The position on UK public sector subsidy and support has changed. In high-level terms, the changes are as follows:
(Click within the image to see the changes)
The previous EU State Aid legal regime is replaced with a new UK subsidies regime, details of which can be found here.
The new arrangements are likely to be subject to further legal/judicial clarification. The TCA permits the UK to introduce its own “modern” subsidy system in place of the EU State Aid regime. Once that is in place, the UK (and the EU) will each have their own independent system of subsidy control and neither Party will be bound to follow the other’s rules. The TCA includes a reciprocal mechanism allowing each Party (i.e. the EU and UK) to take prompt action where a subsidy granted by the other is causing or is at serious risk of causing significant harm to its industries. These measures can be challenged using an accelerated arbitration procedure with the possibility of compensation if the EU or UK has used these measures in an unnecessary or disproportionate manner.

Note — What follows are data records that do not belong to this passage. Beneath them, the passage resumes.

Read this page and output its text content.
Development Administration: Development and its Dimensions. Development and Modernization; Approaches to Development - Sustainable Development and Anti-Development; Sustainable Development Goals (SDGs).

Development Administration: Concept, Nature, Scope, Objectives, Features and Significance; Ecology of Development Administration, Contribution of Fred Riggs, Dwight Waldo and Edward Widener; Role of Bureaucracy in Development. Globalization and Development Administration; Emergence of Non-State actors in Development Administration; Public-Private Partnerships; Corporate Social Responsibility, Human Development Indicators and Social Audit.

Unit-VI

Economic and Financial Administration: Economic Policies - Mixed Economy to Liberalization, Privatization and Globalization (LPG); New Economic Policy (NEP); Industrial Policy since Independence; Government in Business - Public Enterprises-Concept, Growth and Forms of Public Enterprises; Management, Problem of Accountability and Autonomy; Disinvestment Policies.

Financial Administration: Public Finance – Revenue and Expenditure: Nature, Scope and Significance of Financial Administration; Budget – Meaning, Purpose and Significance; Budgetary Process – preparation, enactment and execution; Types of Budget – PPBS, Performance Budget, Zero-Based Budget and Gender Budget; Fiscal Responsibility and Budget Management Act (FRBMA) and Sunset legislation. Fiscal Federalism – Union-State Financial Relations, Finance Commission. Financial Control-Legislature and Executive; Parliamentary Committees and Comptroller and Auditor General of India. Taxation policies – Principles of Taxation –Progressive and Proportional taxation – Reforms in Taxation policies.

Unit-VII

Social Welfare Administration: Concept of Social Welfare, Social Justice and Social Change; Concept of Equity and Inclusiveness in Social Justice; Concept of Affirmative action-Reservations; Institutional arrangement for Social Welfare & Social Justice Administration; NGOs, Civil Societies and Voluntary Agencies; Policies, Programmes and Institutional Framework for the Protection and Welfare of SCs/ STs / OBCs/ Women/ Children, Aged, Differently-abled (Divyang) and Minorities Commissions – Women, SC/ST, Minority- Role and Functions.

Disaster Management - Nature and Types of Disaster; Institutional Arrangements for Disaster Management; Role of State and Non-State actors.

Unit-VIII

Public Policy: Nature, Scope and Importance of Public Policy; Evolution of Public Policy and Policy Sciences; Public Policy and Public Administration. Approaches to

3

UK Government online Guidance – high level points
- EU State Aid rules will no longer apply to subsidies granted in the UK as at 11pm on 31 December 2020.
- There are commitments on subsidies arising from the UK’s continued membership of the World Trade Organisation (WTO). These are primarily set out in the Agreement on Subsidies and Countervailing Measures (ASCM) as well as the Agreement on Trade-Related Investment Measures (TRIMS).
- The TCA chapter on Subsidy Control provides that each Party will have in place its own independent system of subsidy control and that neither Party is bound to follow the rules of the other. The subsidy-specific elements of the Withdrawal Agreement are incorporated in UK law through the Withdrawal Act.
- The UK has signed Free Trade Agreements (FTAs) with other countries and some of these agreements contain provisions on subsidies.
- The European Union (Future Relationship) Act 2020 will implement elements of the TCA. The subsidies chapter of the TCA provides that it is for each Party to determine how the agreed principles will be implemented in its domestic law, but that they must be implemented in a way that they are respected when granting individual subsidies.
It is notable that Article 3.2 of the TCA includes a de minimis provision:
“This Chapter does not apply to subsidies where the total amount granted to a single economic actor is below 325,000 Special Drawing Rights over any period of three fiscal years. The Partnership Council may amend that threshold.”
Special Drawing Rights (SDR) are an IMF currency instrument used in the GPA, 325,000 SDR converting (at a variable rate) to around £344,000.